La volonté soudaine du PDG du CNRS Antoine Petit de concentrer les moyens sur quelques laboratoires clés, dits « Key Labs », suscite l’incompréhension et une vive opposition de la communauté scientifique.
En contexte de disette budgétaire, faut-il arrêter de disperser les moyens de la recherche pour les concentrer sur quelques équipes et laboratoires susceptibles de peser dans la compétition internationale ? C’est la question que pose le projet de « Key Labs », avec lequel le PDG du CNRS Antoine Petit a pris tout le monde de court.
Ce fut en effet la stupeur quand, le 12 décembre 2024, ce dernier annonça à la convention des directrices et directeurs d’unités, représentant plus de 800 laboratoires, la création de ce nouveau label. Accordé à environ un quart des unités de recherches, et 46 % des personnels CNRS, il vise à « faire porter un effort particulier sur un nombre plus restreint d’unités, celles qui peuvent légitimement prétendre à être qualifiées "de rang mondial" », indiquait Antoine Petit.
Résultat : une part des ressources humaines plus importante sera affectée à ces laboratoires estampillés « Key Labs ». Le même jour, il annonçait également, et sans plus de concertation, la saisie de 10 % des « ressources propres banalisées » des laboratoires…
Quelque temps plus tard, un document précisait que l’objectif était « d’aider les très bons à devenir encore meilleurs ». Comme pour anticiper la fronde, le PDG Antoine Petit soulignait que « cette priorité ne signifie pas exclusivité », et qu’ainsi le CNRS n’abandonnerait pas les 75 % des laboratoires non labellisés Key Labs.

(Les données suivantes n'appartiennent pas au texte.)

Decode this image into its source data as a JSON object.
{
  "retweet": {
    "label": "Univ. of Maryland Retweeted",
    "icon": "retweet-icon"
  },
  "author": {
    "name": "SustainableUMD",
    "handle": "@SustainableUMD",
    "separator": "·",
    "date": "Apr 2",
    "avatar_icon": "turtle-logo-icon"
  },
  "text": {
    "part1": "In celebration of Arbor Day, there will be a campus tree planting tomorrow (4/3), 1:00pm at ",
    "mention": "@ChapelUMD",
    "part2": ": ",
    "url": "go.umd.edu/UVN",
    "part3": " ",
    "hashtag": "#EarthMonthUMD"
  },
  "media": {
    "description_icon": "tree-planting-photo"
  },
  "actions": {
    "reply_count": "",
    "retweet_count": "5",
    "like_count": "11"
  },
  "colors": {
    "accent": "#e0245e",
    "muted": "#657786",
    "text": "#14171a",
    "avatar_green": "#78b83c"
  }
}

La précaution a fait long feu, d’autant que le projet n’a été présenté au conseil scientifique du CNRS que le 27 janvier dernier, cet attentisme mettant à mal la collégialité au cœur du fonctionnement de la recherche.
Perte de moyens humains
Sur le fond, plusieurs critiques émergent. Dans ses recommandations établies le 28 janvier, le conseil scientifique craint « une discrimination entre laboratoires » qui engendrerait des « tensions au sein des UMR [unités mixtes de recherche, cofinancées par le CNRS et d’autres organismes, NDLR] » et affecterait tous les personnels y compris ceux des universités et des écoles.
« Nous ne percevons aucun avantage dans ce dispositif tandis que le CNRS a déjà perdu au moins mille postes permanents en dix ans, insiste Olivier Coutard, le président du conseil scientifique du CNRS. Cela ne contribuera qu’à démotiver les collègues des laboratoires qui ne bénéficieront pas de ce label. »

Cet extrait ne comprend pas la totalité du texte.